My daughter asked me to take pictures at the hospital when she has her baby, my first grandchild. I have a canon T3i with 3 lens to choose from: 18-55mm 4.5, a 50mm 1.4, and a 55-250mm 4.0. I want to give her some awesome photos. I would like to know what lens I should use and what would be the best settings? Thank you.


  • Hi @TINA1995
    First of all - congratulations Gran!!
    I would think your 50mm F1.4 would be the best choice, but you may find that you still need to use your flash. The built in flash is fine, but I would just throw a tissue over it to diffuse the flash and produce less harsh shadows.
    As for settings, I suggest using Program (P) mode and auto ISO. Let the camera do all the guesswork and leave you free to compose those awesome shots.
    Couple of things to be aware of. In P mode the flash does not pop up automatically, so if you feel the need to use it, press the little button to pop it up. Also, hospital lighting where fluorescent tubes are in use can produce colour casts in your pictures. You may want to check out some of the white balance presets if auto white balance is a little off, but you can only really do that once you are in the hospital.
    Have fun and just think - these shots will be the first few in the hundreds that Grandma is going to take over the next few years.
    Best regards
  • I second the 50/1.4, and I suspect that if the light is reasonable you won't need flash. Back in film days I shot a couple of births with a flashless Leica, a 50/F2 lens, and ISO400 black and white film and it worked pretty well. As I recall I didn't even need to push the film when I developed it. I doubt you'll have much trouble if you can shoot at 1.4 and get your ISO up to 800 or more. Double check the noise on your own camera and your own preference, and keep your ISO below what offends, and if the Canon allows it put that as your top limit on auto ISO.

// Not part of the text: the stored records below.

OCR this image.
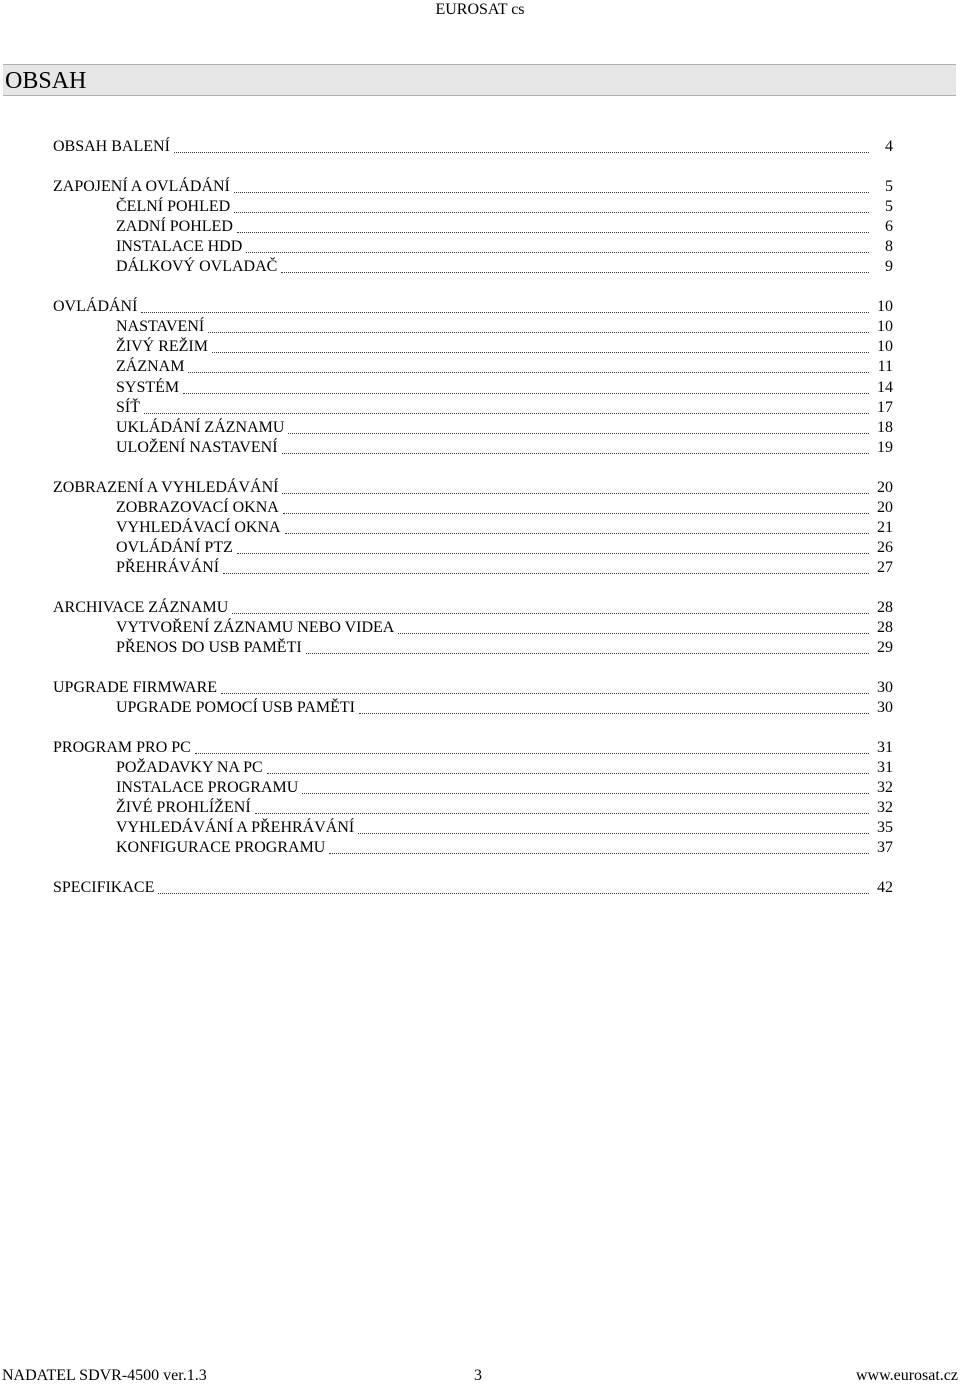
EUROSAT cs
OBSAH
OBSAH BALENÍ	4
ZAPOJENÍ A OVLÁDÁNÍ	5
ČELNÍ POHLED	5
ZADNÍ POHLED	6
INSTALACE HDD	8
DÁLKOVÝ OVLADAČ	9
OVLÁDÁNÍ	10
NASTAVENÍ	10
ŽIVÝ REŽIM	10
ZÁZNAM	11
SYSTÉM	14
SÍŤ	17
UKLÁDÁNÍ ZÁZNAMU	18
ULOŽENÍ NASTAVENÍ	19
ZOBRAZENÍ A VYHLEDÁVÁNÍ	20
ZOBRAZOVACÍ OKNA	20
VYHLEDÁVACÍ OKNA	21
OVLÁDÁNÍ PTZ	26
PŘEHRÁVÁNÍ	27
ARCHIVACE ZÁZNAMU	28
VYTVOŘENÍ ZÁZNAMU NEBO VIDEA	28
PŘENOS DO USB PAMĚTI	29
UPGRADE FIRMWARE	30
UPGRADE POMOCÍ USB PAMĚTI	30
PROGRAM PRO PC	31
POŽADAVKY NA PC	31
INSTALACE PROGRAMU	32
ŽIVÉ PROHLÍŽENÍ	32
VYHLEDÁVÁNÍ A PŘEHRÁVÁNÍ	35
KONFIGURACE PROGRAMU	37
SPECIFIKACE	42
NADATEL SDVR-4500 ver.1.3	3	www.eurosat.cz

    If you shoot in Raw mode, you can fix color balance afterwards. If you shoot in JPG it will be harder, so try to take some wasted shots in the light you get, chimp them, and be ready to change the white balance on the fly. Study the effects of the presets so you know quickly what to do if the image is too blue or too yellow. Or, of course, you can always ignore white balance, and shoot in black and white.

    If you're not comfortable with hand holding at slow speeds, practice a little first. And remember that with a digital camera you can take a million shots free, so shoot in bursts and keep trying, because even if you have to shoot uncomfortably slow at times, some shots will usually come out better than others.